I have to find unburned wood or I will be stuck here until I die of thirst. Or worse. I could be found by someone ruthless enough to survive in this place for however long it’s been since the holocaust. The longer it’s been, the more animalistic the people here will have become. I’ve seen things on my spirit walks, even though the shaman told me not to dwell on the cinder worlds or wonder what caused them. I’ve seen what the survivors do to one another in the years of never-ending winter that follow the great burning.
Enough.
Stop crying.
Pull yourself together and find fuel for your pyre, Lillian …
Lily felt herself being evicted from Lillian’s memory, despite wanting to see more. Whatever happened next, Lillian either didn’t want to share with Lily or didn’t want to relive herself. Lily looked across the raft at Lillian.
What happened, Lillian? How did you find enough fuel in that cinder world to build a pyre?
The answer to that is what made me who I am now. You think I’m a monster, but I think if you could see what made me who I am, you’d agree that my choices, as ruthless as they seem, are justified. The only question is, are you sure you really want to understand me?
Curiosity dug at Lily, but so did distrust. There was a reason Lillian had only showed her a fragment of a memory, and a half-truth could be more manipulative than any lie. Lily knew this, but she still couldn’t say no outright because to understand Lillian’s story would be to understand something huge inside herself. They were, after all, the same.

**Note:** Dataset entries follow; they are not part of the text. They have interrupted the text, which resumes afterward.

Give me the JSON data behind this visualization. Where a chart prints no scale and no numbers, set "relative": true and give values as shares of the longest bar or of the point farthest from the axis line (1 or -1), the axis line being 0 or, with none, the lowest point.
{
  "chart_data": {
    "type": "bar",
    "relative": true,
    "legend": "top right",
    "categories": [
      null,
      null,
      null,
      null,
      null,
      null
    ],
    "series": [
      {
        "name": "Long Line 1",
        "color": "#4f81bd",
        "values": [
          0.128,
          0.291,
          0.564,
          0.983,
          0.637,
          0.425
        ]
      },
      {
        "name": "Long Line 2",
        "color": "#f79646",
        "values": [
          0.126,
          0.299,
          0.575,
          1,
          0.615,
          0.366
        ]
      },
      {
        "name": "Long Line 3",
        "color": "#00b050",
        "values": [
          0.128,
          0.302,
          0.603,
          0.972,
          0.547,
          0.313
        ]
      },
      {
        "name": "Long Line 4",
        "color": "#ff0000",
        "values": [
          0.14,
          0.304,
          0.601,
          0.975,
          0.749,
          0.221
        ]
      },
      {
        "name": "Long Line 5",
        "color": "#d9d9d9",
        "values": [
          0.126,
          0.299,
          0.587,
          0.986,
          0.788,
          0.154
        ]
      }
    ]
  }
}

I honestly don’t know, Lillian.
* * *
Juliet turned her head to the side, gagging.
“Easy,” Rowan said in his low, steady voice. He reached out to brace Juliet by her elbow and stopped. His hands were covered in the charred skin he had just peeled off Lily. “Do you need to go outside and get some air?” he asked kindly. Not that there was any difference between the outside air and the air inside the living room at this point. Rowan had insisted they keep all the windows open and it was colder than a meat locker in there.

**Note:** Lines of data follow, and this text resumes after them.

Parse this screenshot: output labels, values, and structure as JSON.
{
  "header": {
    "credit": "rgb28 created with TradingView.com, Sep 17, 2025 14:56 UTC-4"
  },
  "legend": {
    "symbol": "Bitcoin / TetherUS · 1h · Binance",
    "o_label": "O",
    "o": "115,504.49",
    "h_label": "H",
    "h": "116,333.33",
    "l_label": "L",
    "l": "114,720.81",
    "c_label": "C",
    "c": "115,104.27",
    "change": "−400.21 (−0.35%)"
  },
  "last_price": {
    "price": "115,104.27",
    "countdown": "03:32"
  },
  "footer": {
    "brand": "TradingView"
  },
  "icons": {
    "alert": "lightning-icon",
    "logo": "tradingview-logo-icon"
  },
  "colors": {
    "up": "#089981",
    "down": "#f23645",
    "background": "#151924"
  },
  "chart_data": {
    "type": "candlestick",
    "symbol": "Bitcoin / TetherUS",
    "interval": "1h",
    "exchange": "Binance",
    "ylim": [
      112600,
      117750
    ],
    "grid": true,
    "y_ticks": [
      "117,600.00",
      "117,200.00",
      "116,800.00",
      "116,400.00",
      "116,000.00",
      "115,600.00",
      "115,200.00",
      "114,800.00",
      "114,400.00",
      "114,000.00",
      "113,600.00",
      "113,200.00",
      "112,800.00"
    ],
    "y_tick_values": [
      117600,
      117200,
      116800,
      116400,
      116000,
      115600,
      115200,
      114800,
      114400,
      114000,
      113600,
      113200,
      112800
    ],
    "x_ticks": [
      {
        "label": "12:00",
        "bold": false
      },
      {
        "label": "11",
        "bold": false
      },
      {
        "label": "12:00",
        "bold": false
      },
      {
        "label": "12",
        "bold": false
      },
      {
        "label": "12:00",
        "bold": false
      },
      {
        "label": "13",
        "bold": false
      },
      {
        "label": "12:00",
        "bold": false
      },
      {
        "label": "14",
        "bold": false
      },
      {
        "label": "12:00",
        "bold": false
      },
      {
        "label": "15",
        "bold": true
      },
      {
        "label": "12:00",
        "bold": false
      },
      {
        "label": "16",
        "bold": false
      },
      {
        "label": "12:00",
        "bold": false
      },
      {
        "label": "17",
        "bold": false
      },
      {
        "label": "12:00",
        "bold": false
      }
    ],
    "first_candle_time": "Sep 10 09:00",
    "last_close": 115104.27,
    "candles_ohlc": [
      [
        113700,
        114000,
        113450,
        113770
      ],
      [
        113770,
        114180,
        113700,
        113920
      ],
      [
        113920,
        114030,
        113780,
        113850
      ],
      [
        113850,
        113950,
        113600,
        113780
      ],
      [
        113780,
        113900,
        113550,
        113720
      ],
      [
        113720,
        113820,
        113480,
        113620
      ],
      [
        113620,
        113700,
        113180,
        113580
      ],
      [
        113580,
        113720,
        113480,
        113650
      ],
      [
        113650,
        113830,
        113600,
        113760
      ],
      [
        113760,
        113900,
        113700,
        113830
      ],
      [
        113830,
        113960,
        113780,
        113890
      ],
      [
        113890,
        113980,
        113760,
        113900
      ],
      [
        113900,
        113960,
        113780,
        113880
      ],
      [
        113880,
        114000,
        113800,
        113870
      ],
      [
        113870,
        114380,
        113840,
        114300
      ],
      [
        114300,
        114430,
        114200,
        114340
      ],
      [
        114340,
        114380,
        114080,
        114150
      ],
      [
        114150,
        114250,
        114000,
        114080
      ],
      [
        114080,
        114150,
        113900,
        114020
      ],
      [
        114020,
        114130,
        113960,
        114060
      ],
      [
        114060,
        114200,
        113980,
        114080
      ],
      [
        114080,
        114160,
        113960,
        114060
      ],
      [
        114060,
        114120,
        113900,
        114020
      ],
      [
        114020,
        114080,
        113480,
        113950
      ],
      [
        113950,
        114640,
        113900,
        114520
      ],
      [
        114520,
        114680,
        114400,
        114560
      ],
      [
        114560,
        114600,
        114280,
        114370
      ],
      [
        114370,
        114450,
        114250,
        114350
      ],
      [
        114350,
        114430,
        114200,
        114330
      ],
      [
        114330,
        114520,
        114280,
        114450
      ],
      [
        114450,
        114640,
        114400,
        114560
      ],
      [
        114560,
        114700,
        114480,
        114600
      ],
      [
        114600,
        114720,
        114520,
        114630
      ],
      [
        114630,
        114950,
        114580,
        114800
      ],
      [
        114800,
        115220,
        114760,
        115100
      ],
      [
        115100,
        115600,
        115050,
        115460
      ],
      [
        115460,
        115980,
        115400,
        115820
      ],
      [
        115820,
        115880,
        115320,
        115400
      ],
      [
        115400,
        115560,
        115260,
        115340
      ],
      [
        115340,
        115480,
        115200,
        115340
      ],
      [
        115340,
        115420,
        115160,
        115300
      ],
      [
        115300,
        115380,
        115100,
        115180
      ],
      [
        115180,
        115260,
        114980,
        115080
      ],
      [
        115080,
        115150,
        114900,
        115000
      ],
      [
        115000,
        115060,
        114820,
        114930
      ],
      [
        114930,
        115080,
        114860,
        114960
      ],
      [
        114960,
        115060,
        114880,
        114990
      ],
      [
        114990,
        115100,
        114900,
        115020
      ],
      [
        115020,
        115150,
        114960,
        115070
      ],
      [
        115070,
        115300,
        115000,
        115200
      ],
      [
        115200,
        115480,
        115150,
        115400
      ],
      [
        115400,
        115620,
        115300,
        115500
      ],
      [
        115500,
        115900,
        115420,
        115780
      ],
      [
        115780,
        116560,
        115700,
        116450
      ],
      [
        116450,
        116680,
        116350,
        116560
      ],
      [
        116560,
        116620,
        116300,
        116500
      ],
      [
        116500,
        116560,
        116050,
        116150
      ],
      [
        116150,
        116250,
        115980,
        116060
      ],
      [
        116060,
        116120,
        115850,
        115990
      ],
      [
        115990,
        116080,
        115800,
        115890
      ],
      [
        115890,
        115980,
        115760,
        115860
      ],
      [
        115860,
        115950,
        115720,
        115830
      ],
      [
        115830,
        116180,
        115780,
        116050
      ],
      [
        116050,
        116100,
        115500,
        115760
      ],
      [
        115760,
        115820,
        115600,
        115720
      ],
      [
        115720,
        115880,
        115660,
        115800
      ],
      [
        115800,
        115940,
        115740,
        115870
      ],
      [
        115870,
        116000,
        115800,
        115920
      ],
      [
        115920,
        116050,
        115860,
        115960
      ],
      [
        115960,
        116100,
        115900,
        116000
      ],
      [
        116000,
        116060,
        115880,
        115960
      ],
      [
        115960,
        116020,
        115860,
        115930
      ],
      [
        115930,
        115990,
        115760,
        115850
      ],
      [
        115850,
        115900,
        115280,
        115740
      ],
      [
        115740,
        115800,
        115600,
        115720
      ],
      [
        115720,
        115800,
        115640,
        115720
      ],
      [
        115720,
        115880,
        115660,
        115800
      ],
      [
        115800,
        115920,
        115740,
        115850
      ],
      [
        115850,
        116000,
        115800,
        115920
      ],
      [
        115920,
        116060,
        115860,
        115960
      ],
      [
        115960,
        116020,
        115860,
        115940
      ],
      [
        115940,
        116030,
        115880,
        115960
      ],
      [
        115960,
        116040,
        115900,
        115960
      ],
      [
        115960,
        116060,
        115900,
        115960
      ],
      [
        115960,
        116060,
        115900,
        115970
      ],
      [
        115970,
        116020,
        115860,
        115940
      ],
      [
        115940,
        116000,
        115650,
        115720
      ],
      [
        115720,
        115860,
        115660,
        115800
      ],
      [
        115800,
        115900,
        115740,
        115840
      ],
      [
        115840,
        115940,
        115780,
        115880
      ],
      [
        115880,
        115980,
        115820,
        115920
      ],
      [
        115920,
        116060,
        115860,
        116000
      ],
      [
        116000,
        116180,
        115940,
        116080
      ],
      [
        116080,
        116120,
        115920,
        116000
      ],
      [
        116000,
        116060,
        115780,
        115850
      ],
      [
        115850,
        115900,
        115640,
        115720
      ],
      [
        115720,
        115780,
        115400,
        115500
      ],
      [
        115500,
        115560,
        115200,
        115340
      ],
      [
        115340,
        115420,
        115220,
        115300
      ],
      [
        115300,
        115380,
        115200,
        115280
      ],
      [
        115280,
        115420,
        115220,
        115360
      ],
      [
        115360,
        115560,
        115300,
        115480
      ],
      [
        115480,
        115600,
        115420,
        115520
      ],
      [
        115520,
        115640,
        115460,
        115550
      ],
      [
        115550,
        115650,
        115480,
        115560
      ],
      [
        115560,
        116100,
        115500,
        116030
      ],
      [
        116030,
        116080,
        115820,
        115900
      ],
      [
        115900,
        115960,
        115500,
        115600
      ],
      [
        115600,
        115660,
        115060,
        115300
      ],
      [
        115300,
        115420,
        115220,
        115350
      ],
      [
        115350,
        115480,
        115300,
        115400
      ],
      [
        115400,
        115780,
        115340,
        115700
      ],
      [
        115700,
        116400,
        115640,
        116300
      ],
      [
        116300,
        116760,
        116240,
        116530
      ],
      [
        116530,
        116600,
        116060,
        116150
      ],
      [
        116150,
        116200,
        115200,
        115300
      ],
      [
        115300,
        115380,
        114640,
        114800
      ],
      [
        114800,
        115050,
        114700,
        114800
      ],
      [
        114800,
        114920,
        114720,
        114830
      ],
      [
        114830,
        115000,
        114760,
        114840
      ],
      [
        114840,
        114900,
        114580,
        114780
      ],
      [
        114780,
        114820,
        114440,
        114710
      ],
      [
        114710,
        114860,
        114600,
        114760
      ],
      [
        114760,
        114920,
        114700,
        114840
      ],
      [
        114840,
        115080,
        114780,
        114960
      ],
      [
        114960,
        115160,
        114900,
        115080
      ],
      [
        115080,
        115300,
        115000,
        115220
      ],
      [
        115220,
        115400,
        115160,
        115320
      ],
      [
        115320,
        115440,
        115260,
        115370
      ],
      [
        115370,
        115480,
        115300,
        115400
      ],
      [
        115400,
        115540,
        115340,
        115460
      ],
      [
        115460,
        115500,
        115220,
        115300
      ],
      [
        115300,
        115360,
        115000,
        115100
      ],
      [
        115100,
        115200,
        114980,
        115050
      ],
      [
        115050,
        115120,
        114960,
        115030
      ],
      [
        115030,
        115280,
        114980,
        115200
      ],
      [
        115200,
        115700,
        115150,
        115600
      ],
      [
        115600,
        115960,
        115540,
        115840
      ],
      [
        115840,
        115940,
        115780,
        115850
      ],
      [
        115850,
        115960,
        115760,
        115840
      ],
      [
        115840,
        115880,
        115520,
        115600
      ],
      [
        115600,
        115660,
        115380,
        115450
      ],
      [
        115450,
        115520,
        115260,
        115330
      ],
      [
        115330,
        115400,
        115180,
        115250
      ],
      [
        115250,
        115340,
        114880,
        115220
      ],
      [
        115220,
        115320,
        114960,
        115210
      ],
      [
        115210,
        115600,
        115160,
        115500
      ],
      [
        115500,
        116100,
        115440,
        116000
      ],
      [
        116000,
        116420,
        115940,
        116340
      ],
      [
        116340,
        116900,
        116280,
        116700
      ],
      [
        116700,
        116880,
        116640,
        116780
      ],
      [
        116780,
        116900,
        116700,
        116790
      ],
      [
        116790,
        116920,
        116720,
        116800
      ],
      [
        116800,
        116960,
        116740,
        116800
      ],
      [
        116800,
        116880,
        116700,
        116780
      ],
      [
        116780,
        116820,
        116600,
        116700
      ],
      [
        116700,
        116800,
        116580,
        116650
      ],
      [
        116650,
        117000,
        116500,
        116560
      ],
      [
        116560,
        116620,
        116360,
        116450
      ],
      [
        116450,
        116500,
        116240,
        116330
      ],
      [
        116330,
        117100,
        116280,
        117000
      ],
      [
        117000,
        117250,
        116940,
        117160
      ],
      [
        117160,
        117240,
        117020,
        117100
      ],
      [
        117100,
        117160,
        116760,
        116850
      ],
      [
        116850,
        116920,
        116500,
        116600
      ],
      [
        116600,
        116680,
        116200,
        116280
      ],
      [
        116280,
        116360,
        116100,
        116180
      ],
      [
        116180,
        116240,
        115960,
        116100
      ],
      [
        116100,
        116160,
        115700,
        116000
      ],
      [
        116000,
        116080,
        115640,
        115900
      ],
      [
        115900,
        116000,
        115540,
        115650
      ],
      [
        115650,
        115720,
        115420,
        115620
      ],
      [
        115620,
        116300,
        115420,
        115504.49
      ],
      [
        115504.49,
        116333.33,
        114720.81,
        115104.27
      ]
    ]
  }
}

“No,” Juliet said, shaking it off. “I got this.”
Rowan narrowed his eyes for a moment, weighing Juliet’s resolve, and must have seen more strength in her than she was feeling because he nodded once and bent his head over Lily.
The jewel at his throat throbbed with that eerie dark light and he went back to his task. He directed a tendril of light under a small patch of necrotic skin and even though his burned hands were bandaged, he used the light to ease Lily’s skin away with a precision that no scalpel could ever match. She barely even bled.